Com cerca de 800 mil funcionários públicos sem receber salários há meses no Afeganistão, o projeto abre as portas para ajudar outros grupos de trabalhadores essenciais para manter o país funcionando, como juízes e professores.
O corte abrupto de financiamento externo ameaça toda a economia, mas muitas organizações internacionais e países que fornecem assistência continuam relutantes em trabalhar com as autoridades afegãs.
Em outubro, o secretário-geral da ONU fez um apelo à comunidade internacional para que encontrasse “maneiras de fazer a economia respirar de novo”. António Guterres acredita que “isso é possível sem violar as leis internacionais ou comprometer princípios”.
Na altura, ele declarou: “devemos procurar maneiras de criar condições que permitam que os profissionais afegãos e os funcionários públicos continuem trabalhando para servir a população do país”.
Agora, a iniciativa do Pnud está fornecendo uma solução possível, ainda que temporária, segundo Surayo Buzurukova: “não estamos engajados com as autoridades de facto, que não são reconhecidas pela comunidade internacional. Mas queremos fornecer ajuda direta aos médicos, enfermeiros, que estão lidando com as pessoas, e apoiá-los”, explicou.
A vice representante retornou recentemente de Mazar-e-Sharif, a quarta maior cidade do Afeganistão, onde ela vistou um hospital para ver de perto o impacto da nova iniciativa. Ela estava especialmente interessada em conversar com as mulheres e afirmou “ter sido muito bom ver que as mulheres continuam trabalhando”.
Os direitos das mulheres são uma das maiores preocupações das Nações Unidas desde que o Talibã tomou o poder, mas Buzurukova continua tendo esperança com o futuro.
A visita a Mazar-e-Sharif foi parte de uma série de viagens que ela realizou desde 15 de agosto. Ela descreveu que conversou com pessoas nas ruas, entrou em suas casas, conheceu famílias, jovens e idosos.

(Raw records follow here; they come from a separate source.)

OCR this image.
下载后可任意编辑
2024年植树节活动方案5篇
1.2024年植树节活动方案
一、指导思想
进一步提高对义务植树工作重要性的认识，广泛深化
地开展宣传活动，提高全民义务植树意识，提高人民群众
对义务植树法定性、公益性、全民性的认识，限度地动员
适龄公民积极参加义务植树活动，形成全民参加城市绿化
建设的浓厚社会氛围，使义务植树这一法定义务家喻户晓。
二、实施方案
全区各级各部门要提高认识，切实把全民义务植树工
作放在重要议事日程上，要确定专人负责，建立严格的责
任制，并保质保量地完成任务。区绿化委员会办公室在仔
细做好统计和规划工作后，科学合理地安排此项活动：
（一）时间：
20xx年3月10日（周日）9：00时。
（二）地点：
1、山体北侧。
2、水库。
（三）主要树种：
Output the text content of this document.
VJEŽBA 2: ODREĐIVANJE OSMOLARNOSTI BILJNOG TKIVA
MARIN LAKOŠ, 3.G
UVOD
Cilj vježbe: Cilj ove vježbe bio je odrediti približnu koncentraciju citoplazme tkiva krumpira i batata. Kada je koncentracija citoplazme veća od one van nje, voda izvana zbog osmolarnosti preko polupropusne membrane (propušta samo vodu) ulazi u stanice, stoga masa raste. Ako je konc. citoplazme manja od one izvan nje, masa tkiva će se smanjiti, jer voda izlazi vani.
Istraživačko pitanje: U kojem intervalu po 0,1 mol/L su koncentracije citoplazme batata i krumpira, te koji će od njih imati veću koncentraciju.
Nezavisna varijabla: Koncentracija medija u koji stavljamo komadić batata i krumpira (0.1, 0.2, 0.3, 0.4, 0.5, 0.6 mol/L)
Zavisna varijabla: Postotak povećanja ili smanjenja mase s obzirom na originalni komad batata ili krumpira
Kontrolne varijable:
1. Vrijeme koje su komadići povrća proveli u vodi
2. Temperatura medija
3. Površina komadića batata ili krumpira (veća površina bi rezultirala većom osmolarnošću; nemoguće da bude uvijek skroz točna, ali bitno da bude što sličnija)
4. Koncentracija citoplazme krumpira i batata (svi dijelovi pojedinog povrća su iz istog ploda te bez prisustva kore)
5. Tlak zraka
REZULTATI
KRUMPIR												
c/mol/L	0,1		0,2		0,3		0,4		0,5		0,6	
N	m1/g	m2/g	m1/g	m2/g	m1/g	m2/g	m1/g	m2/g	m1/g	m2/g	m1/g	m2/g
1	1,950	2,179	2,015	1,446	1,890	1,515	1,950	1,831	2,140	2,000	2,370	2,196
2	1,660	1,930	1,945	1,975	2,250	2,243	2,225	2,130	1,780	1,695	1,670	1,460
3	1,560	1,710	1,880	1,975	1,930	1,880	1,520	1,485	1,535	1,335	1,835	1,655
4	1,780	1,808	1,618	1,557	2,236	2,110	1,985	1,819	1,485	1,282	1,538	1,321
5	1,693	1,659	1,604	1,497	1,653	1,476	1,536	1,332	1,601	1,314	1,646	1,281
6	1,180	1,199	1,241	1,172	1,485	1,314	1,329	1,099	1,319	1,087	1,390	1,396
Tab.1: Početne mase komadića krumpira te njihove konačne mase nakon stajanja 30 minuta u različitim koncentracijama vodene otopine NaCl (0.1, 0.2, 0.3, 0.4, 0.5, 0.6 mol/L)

Ela lembra que ficou “completamente impressionada com a força que eles têm”. Como explicou “existe uma fé no futuro, e eles irão ultrapassar os (desafios); o amanhã virá, talvez não muito próximo, mas virá.”
Cerca de 40 anos de guerra, desastres naturais recorrentes, pobreza crônica, secas e a pandemia de Covid-19, arrasaram o povo do Afeganistão. A recente escalada do conflito apenas piorou um contexto que já era extremamente desafiador.
Atualmente, um entre três afegãos enfrenta insegurança alimentar e mais da metade de todas as crianças menores de cinco anos de idade devera-a sofrer com desnutrição aguda.
Um apelo financeiro lançado em setembro pelo secretário-geral solicita US$ 606 milhões para evitar uma situação de fome iminente, mas até agora, apenas 54% do montante foi financiado.
*Os nomes dos trabalhadores não são divulgados por questões de segurança.